En Madame Bovary nos encontramos con un desolado paisaje de deseos sórdidos, de angustias del amor imposible, de la tragedia del sexo logrado por encima de dogmas religiosos y codificaciones de la sociedad. En esta magna obra de Flaubert la búsqueda de la felicidad se torna un drama raído por los fracasos de sus personajes, en especial por Emma Bovary, que trata de encontrar un amor que pueda saciar sus instintos excitantes de mujer, ante el rescoldo de su juventud en conventos y novelas amorosas.

La vinculación en la novela del amor y el dinero es muy sólida, y en muchas ocasiones van de la mano, como una unión necesaria en los personajes principales. El amor reprimido es muchas veces una tortura para Madame Bovary, que, ante este panorama mustio, decide cubrirlo con el dinero, con el afán de las cosas, reafirmando una especie de símbolo en sus deseos por amar y ser deseada. Cada milímetro de la novela es muy bien logrado, como bien afirmaría Gustave Flaubert cuando habló de la palabra exacta (Le mot juste) en sus innumerables cartas a Louise Colet.

Cargada de simbologías y de una descripción realista de la sociedad burguesa, Madame Bovary nos hunde en torbellinos de deseos carnales, pero también en  una búsqueda incesante, libre, inicua, del objetivo del amor frente a las reglas puntillosas de una sociedad avara y mezquina. De todo ello, es el resultado de la lucha que libra Emma Bovary por ser libre, sin ataduras fatuas, buscando en lo más interior de su ser, la verdadera felicidad, sin prejuicios, ni mucho menos condiciones morales.

Aunque algunos estudiosos de Flaubert, tales son los casos de Vargas Llosa y Sartre, consideran que el personaje de Emma Bovary es ambiguo, me atrevo, acaso con miedo a ser decapitado, a disentir de tal postura, pues Madame Bovary, aunque llena de una corrupción carnal, ha sido moldeada con un propósito muy explícito: ser libre ante las reglas del amor. Además, el personaje fue creado como un símbolo de deseo-lucha-amor-tragedia, que es per se la alegoría primaria de la novela.

La esclavitud de Madame Bovary es cruel, sombría, llena de barullos, sin posibilidades de nada, sólo de ser un ente que refleje la conducta de una sociedad burguesa comprometida con aspectos religiosos y sociales de una época indisoluta en la Francia del Segundo Imperio, que mantiene otro régimen discriminatorio, esta vez para el sexo.

Ser mujer, en aquella época Flaubertiana, era vivir con la extirpación de deseos, fantasías y opciones de sueños. Sin embargo, la rebeldía de Emma Bovary viene a crear una resistencia que sólo muere con su tragedia.
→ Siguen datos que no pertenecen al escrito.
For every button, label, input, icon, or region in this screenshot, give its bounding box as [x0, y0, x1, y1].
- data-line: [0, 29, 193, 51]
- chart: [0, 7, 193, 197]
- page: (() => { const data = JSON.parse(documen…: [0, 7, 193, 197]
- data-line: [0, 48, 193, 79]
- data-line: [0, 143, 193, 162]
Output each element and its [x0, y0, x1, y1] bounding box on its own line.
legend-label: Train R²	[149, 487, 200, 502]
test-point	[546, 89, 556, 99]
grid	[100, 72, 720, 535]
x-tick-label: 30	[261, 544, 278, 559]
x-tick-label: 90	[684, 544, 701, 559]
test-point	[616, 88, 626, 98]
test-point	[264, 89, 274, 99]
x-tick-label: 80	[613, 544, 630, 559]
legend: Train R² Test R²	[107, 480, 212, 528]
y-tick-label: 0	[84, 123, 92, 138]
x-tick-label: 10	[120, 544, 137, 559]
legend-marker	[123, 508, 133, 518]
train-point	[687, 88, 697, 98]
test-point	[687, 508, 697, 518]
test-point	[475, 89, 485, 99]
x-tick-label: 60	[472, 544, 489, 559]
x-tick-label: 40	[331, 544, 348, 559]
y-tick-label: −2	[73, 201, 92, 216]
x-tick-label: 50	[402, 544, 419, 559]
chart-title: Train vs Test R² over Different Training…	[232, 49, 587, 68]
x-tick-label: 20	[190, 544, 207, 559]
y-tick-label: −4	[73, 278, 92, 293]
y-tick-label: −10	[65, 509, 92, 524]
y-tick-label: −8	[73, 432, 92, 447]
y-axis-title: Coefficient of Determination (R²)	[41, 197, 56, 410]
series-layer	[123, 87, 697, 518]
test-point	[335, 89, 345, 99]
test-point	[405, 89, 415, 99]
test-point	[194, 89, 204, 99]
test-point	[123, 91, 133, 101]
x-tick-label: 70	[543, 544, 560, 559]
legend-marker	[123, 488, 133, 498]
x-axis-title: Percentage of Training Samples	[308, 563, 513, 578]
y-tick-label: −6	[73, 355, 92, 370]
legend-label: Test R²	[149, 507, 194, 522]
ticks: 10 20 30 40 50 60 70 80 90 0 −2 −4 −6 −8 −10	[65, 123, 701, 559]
Ella no tuvo embotamientos en sus momentos íntimos, ni en su lucha por encontrar la felicidad, que aunque la tenía sin verla, no desmayó en seguirla constantemente. Romper con vetustos dogmas y con prohibiciones sumamente ambiguas, fue una tarea de identidad para Emma, y más aún cuando la vida desdeñosa de una época conservadora quiso cercenarle sus deseos de mujer.

Azuzada por los sentimientos, Madame Bovary inicia el camino por descubrirse a sí misma, en mayor medida por sus convicciones sobre el amor y la felicidad que en ella habían llegado justamente con Charles Bovary, aquel hombre sin ambiciones y sin alma. Su exótica figura, sus finos modales y su basta cultura, la hacen poseer un magnetismo peculiar, un magnetismo que la lleva a aventurarse en las pasiones desmedidas y locas.

Absorbida por el amor, Emma Bovary descubre que la felicidad es como una llama, que se mantiene viva hasta que logra ejercer la plenitud de su fuego; luego, languidece y se pierde.